TP2: Vision, Language and Multimodal Challenges

PIs:

  • PIs: Rita Cucchiara (CNR – Università di Modena e Reggio)
  • Roberto Navigli (La Sapienza Università di Roma)

Computer Vision, Natural Language Processing, and Multimodal data processing are key disciplines in AI, that are recently becoming strictly connected by the introduction of so-called Foundation models, in the form of powerful language-only and language-vision models which integrate visual information both as input and output, while providing a dialogue-based interface and instruction-following capabilities.
In this context, the FAIR Transversal Project (TP) on “Vision, Language and Multimodal Challenges” aims at bringing together the Italian scientific and industrial community and achieve important breakthroughs on the theoretical and the applicative sides.

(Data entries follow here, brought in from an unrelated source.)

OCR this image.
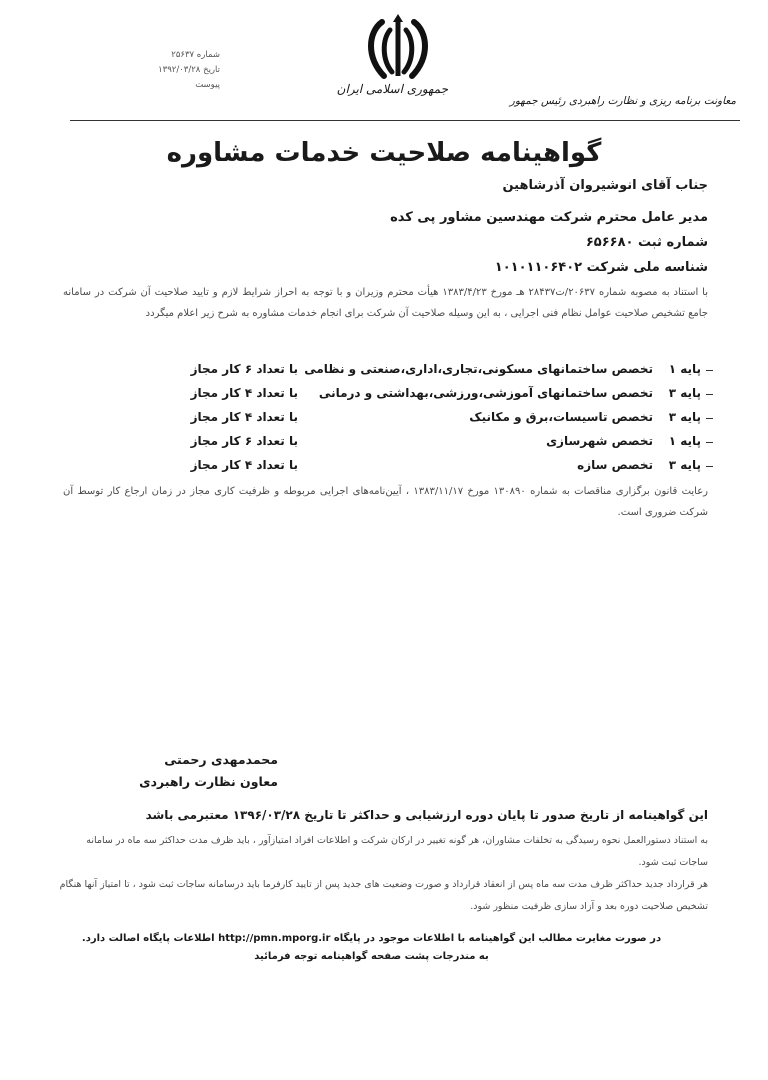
جمهوری اسلامی ایران
شماره ۲۵۶۳۷
تاریخ ۱۳۹۲/۰۳/۲۸
پیوست
معاونت برنامه ریزی و نظارت راهبردی رئیس جمهور
گواهینامه صلاحیت خدمات مشاوره
جناب آقای انوشیروان آذرشاهین
مدیر عامل محترم شرکت مهندسین مشاور پی کده
شماره ثبت ۶۵۶۶۸۰
شناسه ملی شرکت ۱۰۱۰۱۱۰۶۴۰۲
با استناد به مصوبه شماره ۲۰۶۳۷/ت۲۸۴۳۷ هـ مورخ ۱۳۸۳/۴/۲۳ هیأت محترم وزیران و با توجه به احراز شرایط لازم و تایید صلاحیت آن شرکت در سامانه جامع تشخیص صلاحیت عوامل نظام فنی اجرایی ، به این وسیله صلاحیت آن شرکت برای انجام خدمات مشاوره به شرح زیر اعلام میگردد
پایه ۱
تخصص ساختمانهای مسکونی،تجاری،اداری،صنعتی و نظامی
با تعداد ۶ کار مجاز
پایه ۳
تخصص ساختمانهای آموزشی،ورزشی،بهداشتی و درمانی
با تعداد ۴ کار مجاز
پایه ۳
تخصص تاسیسات،برق و مکانیک
با تعداد ۴ کار مجاز
پایه ۱
تخصص شهرسازی
با تعداد ۶ کار مجاز
پایه ۳
تخصص سازه
با تعداد ۴ کار مجاز
رعایت قانون برگزاری مناقصات به شماره ۱۳۰۸۹۰ مورخ ۱۳۸۳/۱۱/۱۷ ، آیین‌نامه‌های اجرایی مربوطه و ظرفیت کاری مجاز در زمان ارجاع کار توسط آن شرکت ضروری است.
محمدمهدی رحمتی
معاون نظارت راهبردی
این گواهینامه از تاریخ صدور تا پایان دوره ارزشیابی و حداکثر تا تاریخ ۱۳۹۶/۰۳/۲۸ معتبرمی باشد
به استناد دستورالعمل نحوه رسیدگی به تخلفات مشاوران، هر گونه تغییر در ارکان شرکت و اطلاعات افراد امتیازآور ، باید ظرف مدت حداکثر سه ماه در سامانه ساجات ثبت شود.
هر قرارداد جدید حداکثر ظرف مدت سه ماه پس از انعقاد قرارداد و صورت وضعیت های جدید پس از تایید کارفرما باید درسامانه ساجات ثبت شود ، تا امتیاز آنها هنگام تشخیص صلاحیت دوره بعد و آزاد سازی ظرفیت منظور شود.
در صورت مغایرت مطالب این گواهینامه با اطلاعات موجود در پایگاه http://pmn.mporg.ir اطلاعات پایگاه اصالت دارد.
به مندرجات پشت صفحه گواهینامه توجه فرمائید
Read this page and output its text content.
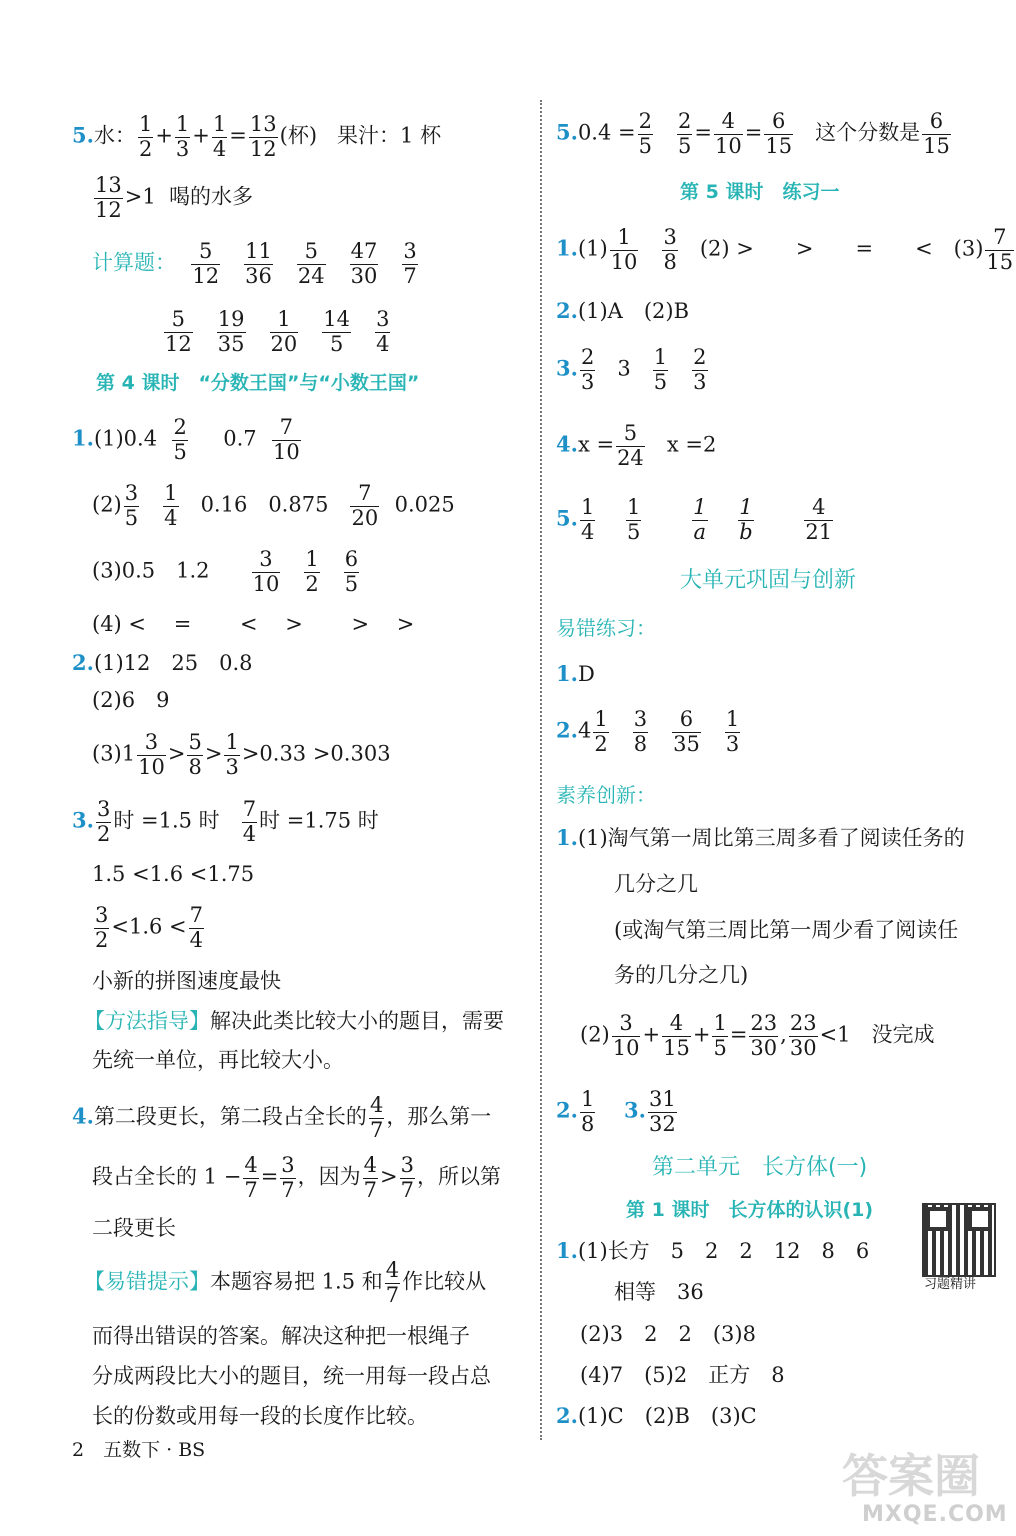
5.水： $\frac{1}{2} + \frac{1}{3} + \frac{1}{4} = \frac{13}{12}$ (杯) 果汁：1 杯
$\frac{13}{12} >1$ 喝的水多
计算题： $\frac{5}{12}$
$\frac{11}{36}$
$\frac{5}{24}$
$\frac{47}{30}$
$\frac{3}{7}$
$\frac{5}{12}$
$\frac{19}{35}$
$\frac{1}{20}$
$\frac{14}{5}$
$\frac{3}{4}$
第 4 课时　“分数王国”与“小数王国”
$1.(1)0.4 \frac{2}{5} 0.7 \frac{7}{10}$
$(2) \frac{3}{5}$
$\frac{1}{4} 0.16$　$0.875 \frac{7}{20} 0.025$
(3)0.5　$1.2 \frac{3}{10}$
$\frac{1}{2}$
$\frac{6}{5}$
(4) <　 =　　 <　 >　　 >　 >
2.(1)12　25　0.8
(2)6　9
$(3)1 \frac{3}{10} > \frac{5}{8} > \frac{1}{3} >0.33 >0.303$
3. $\frac{3}{2}$ 时 =1.5 时 $\frac{7}{4}$ 时 =1.75 时
1.5 <1.6 <1.75
$\frac{3}{2} <1.6 < \frac{7}{4}$
小新的拼图速度最快
【方法指导】解决此类比较大小的题目，需要
先统一单位，再比较大小。
4.第二段更长，第二段占全长的 $\frac{4}{7}$ ，那么第一
段占全长的 $1 - \frac{4}{7} = \frac{3}{7}$ ，因为 $\frac{4}{7} > \frac{3}{7}$ ，所以第
二段更长
【易错提示】本题容易把 1.5 和 $\frac{4}{7}$ 作比较从
而得出错误的答案。解决这种把一根绳子
分成两段比大小的题目，统一用每一段占总
长的份数或用每一段的长度作比较。
2　五数下 · BS
$5.0.4 = \frac{2}{5}$
$\frac{2}{5} = \frac{4}{10} = \frac{6}{15}$ 这个分数是 $\frac{6}{15}$
第 5 课时　练习一
$1.(1) \frac{1}{10}$
$\frac{3}{8} (2)$ >　　>　　=　　<　$(3) \frac{7}{15}$
2.(1)A　(2)B
3. $\frac{2}{3} 3 \frac{1}{5}$
$\frac{2}{3}$
$4.x = \frac{5}{24}$ x =2
5. $\frac{1}{4}$
$\frac{1}{5}$
$\frac{1}{a}$
$\frac{1}{b}$
$\frac{4}{21}$
大单元巩固与创新
易错练习：
1.D
$2.4 \frac{1}{2}$
$\frac{3}{8}$
$\frac{6}{35}$
$\frac{1}{3}$
素养创新：
1.(1)淘气第一周比第三周多看了阅读任务的
几分之几
(或淘气第三周比第一周少看了阅读任
务的几分之几)
$(2) \frac{3}{10} + \frac{4}{15} + \frac{1}{5} = \frac{23}{30}$ , $\frac{23}{30} <1$　没完成
2. $\frac{1}{8} 3$. $\frac{31}{32}$
第二单元　长方体(一)
第 1 课时　长方体的认识(1)
1.(1)长方　5　2　2　12　8　6
相等　36
(2)3　2　2　(3)8
(4)7　(5)2　正方　8
2.(1)C　(2)B　(3)C
习题精讲
答案圈
MXQE.COM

Ultimately, the objective of the TP is the development of a family of language models that have the Italian language as a first-class citizen as well as supporting multimodal inputs and outputs. The TP also covers the creation of language-only and multimodal benchmarks curated by Italian experts and specifically tailored for the Italian language. All in all, the TP will empower the Italian scientific community with the fundamental skills needed to train and evaluate large-scale models both from a theoretical and a practical point of view. For this reason, the activities are carried out in collaboration with National HPC infrastructures, and especially with CINECA, who is providing computational support to the community through ISCRA-B projects and dedicated budgets on the Leonardo infrastructure.